Les exemples ne manquent pas : les paysans et les familles qui s’agrippent à leurs terres malgré les expropriations ou la construction du Mur, la mère qui continue d’élever sa famille en dépit des couvre-feux, les propriétaires qui reconstruisent « illégalement » leur maison pour l’énième fois, l’étudiant qui aspire à l’obtention d’un certificat, malgré les peines de prison ou le temps d’attente quotidien aux postes de contrôle pour aller à l’école ou à l’université, sans oublier de mentionner la continuité de la vie quotidienne malgré les massacres aux alentours, comme à Gaza.
En tant que projet national, Sumud souligne l’importance de préserver les communautés sur le territoire palestinien que soit ce soit en Cisjordanie, à Jérusalem, à Gaza ou dans les territoires de 1948. L’essence du Sumud : c’est résister à la continuité du sionisme et de la politique de l’Etat israélien qui vise à denier et éliminer la présence palestinienne sur les terres, que ce soit en planifiant des mesures physiques et violentes, par une division sociale ou un anéantissement culturel. Sumud signifie supporter et ne pas abandonner les droits politiques et humains.
Sumud a acquis une importance parmi les Palestiniens parce que c’est l’affirmation de la présence collective sur le territoire. Elle reconnaît l’importance du nombre et de la portée démographique dans la décision de l’avenir du pays, mais sert aussi à soutenir le moral et à maintenir l’espoir. Nous sommes là et nous le resterons, mais pas en tant que peuple soumis. Peut-être que la domination extérieure de la Palestine pendant des siècles ou par des pouvoirs d’occupation a renforcé le caractère des Palestiniens et leur obstination, typique pour le trait insoumis du paysan à se cramponner à son territoire. En 2002, lorsque Moshe Yaalon le chef d’état-major de l’époque disait que « les Palestiniens doivent se faire à l’idée au plus profond de leur conscience qu’ils sont un peuple déchu », il avait sous-estimé le Sumud palestinien.
En tant que terme clé dans le discours national, Sumud a été introduit à la fin des années 70, lorsque le fond Sumud a été établi en Jordanie pour soutenir économiquement la présence des Palestiniens en Cisjordanie, à Jérusalem Est et à Gaza. Dans l’analyse politique des années 70 et du début des années 80, il s’agissait de garder la communauté palestinienne intacte lors de la construction de la communauté, alors qu’à cette époque, il n’y avait pas encore de grand mouvement de lutte soutenu contre l’occupation israélienne. Sumud a souvent été perçu comme la contribution à la lutte nationale par les Palestiniens qui sont restés en Palestine, complétant une lutte armée à l’extérieur.

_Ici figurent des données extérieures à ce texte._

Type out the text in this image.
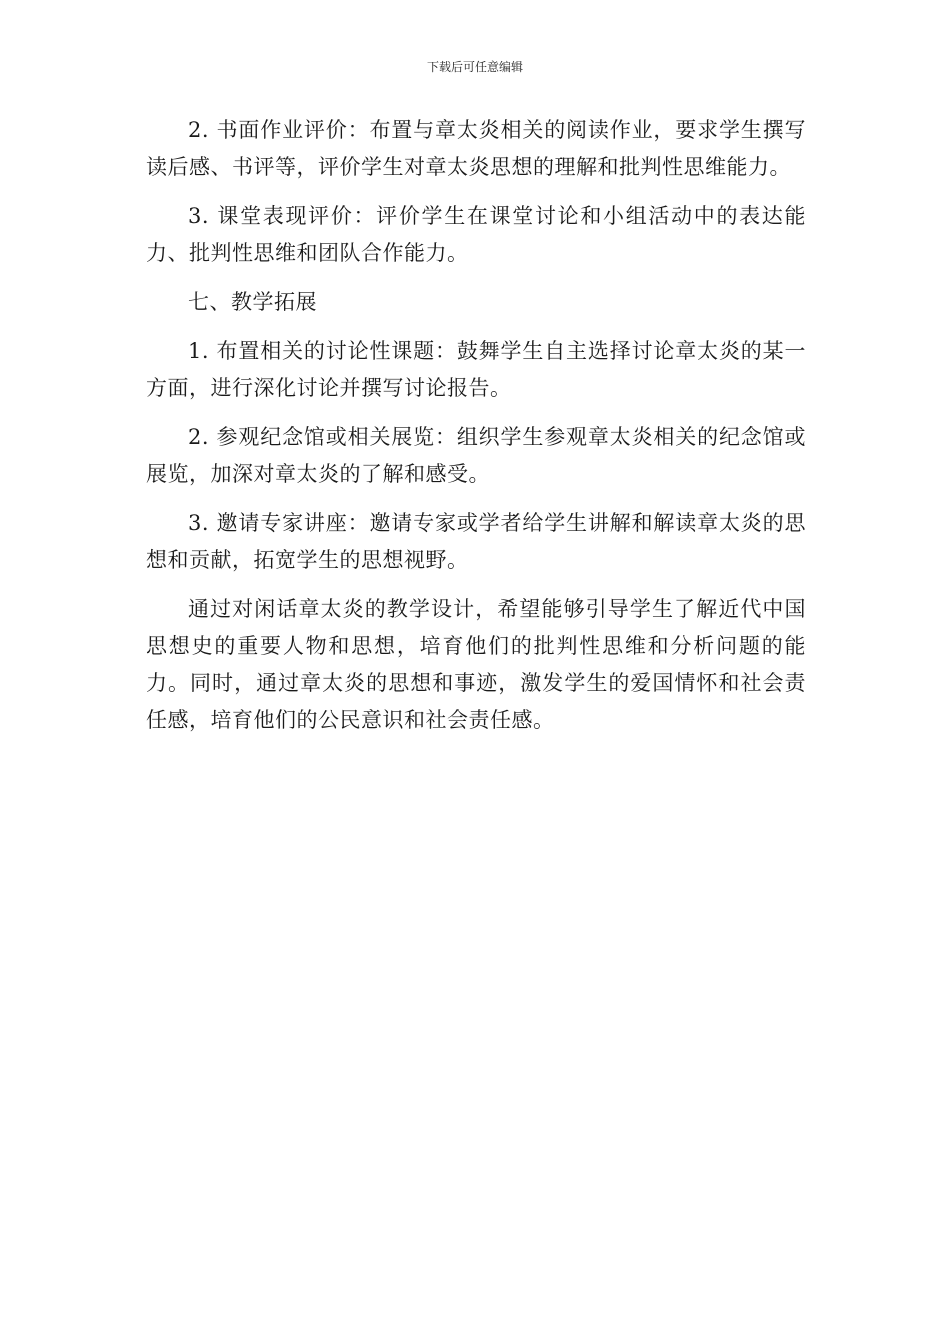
下载后可任意编辑

2. 书面作业评价：布置与章太炎相关的阅读作业，要求学生撰写读后感、书评等，评价学生对章太炎思想的理解和批判性思维能力。

3. 课堂表现评价：评价学生在课堂讨论和小组活动中的表达能力、批判性思维和团队合作能力。

七、教学拓展

1. 布置相关的讨论性课题：鼓舞学生自主选择讨论章太炎的某一方面，进行深化讨论并撰写讨论报告。

2. 参观纪念馆或相关展览：组织学生参观章太炎相关的纪念馆或展览，加深对章太炎的了解和感受。

3. 邀请专家讲座：邀请专家或学者给学生讲解和解读章太炎的思想和贡献，拓宽学生的思想视野。

通过对闲话章太炎的教学设计，希望能够引导学生了解近代中国思想史的重要人物和思想，培育他们的批判性思维和分析问题的能力。同时，通过章太炎的思想和事迹，激发学生的爱国情怀和社会责任感，培育他们的公民意识和社会责任感。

Parmi les militants politiques, le débat que soulevait Sumud, était de savoir s’il ne fallait pas considérer le terme plus comme une forme de résistance trop passive voir même statique désignant un effort plutôt de survie que de défi de l’ennemi ? Mais pour de nombreux Palestiniens, aujourd’hui exister en Palestine est une forme de résistance. En effet, l’attitude du Sumud peut facilement être attribuée à des formes actives de résistance non-violentes qui, après tout, sont comprises comme une stratégie majeure autant théorique que pratique de refus de coopérer avec l’ennemi.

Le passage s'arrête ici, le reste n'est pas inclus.